Comrade Buc seemed not to hear this. He shook his head and smiled. “How the hell am I going to get these fucking motorcycles off the plane?”

In darkness, they set down on the uninhabited island of Kraznatov to refuel. There were no landing lights, so the pilots dead-reckoned the approach and then lined up by the purple glow of the moonlit strip. Two thousand kilometers from the nearest land, the station had been built to service Soviet sub-hunting planes. In the shed that held the pump batteries was a coffee can. Here, Comrade Buc placed a sheaf of hundred-dollar bills, then helped the pilots with the heavy Jet A-1 hoses.

While Dr. Song slept on the plane, Jun Do and Comrade Buc smoked in the crackling wind. The island was nothing more than three fuel tanks and a strip surrounded by rocks glazed white with bird guano and littered with chips of multicolored plastic and beached drift nets. Comrade Buc's scar glowed in the moonlight.

“Nobody's ever safe,” Comrade Buc said, and gone was his jovial sidekick tone. Behind them, the old Ilyushin's wings drooped and groaned as they took on their payload of fuel. “But if I thought someone on this plane was headed to the camps,” he added, turning to Jun Do to make sure he was being heard, “I'd smash his head on these rocks myself.”

The pilots pulled the blocks and spun the plane, nose into the wind. They cycled the engines, but before lifting over the dark, choppy water,
they opened the bilge, slopping out all the plane's sewage in a midnight streak down the runway.
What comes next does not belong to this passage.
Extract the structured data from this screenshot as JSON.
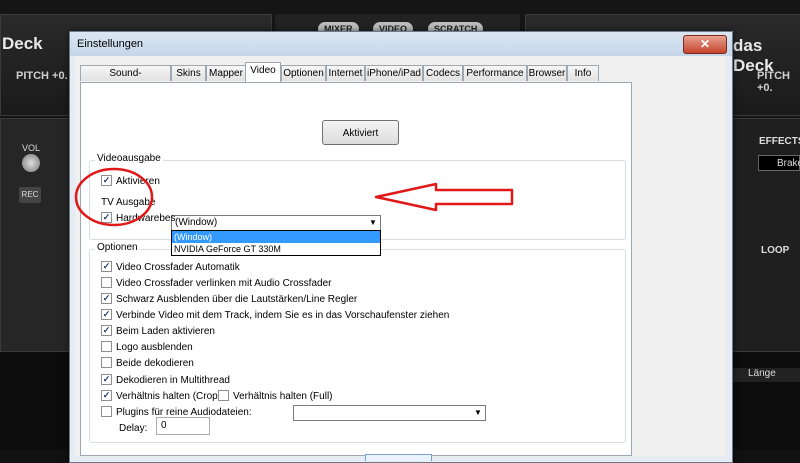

They crossed China in darkness, and with dawn, they flew above the train tracks leading south from Shenyang, following them all the way to Pyongyang. The airport was north of the city, so Jun Do could get no good look at the fabled capital, with its May Day Stadium, Mansudae Mausoleum, and flaming-red Tower of Juche. Ties were straightened, the trash picked up, and, finally, Comrade Buc brought Jun Do the puppy, which his men had crawled the length of the cabin to capture.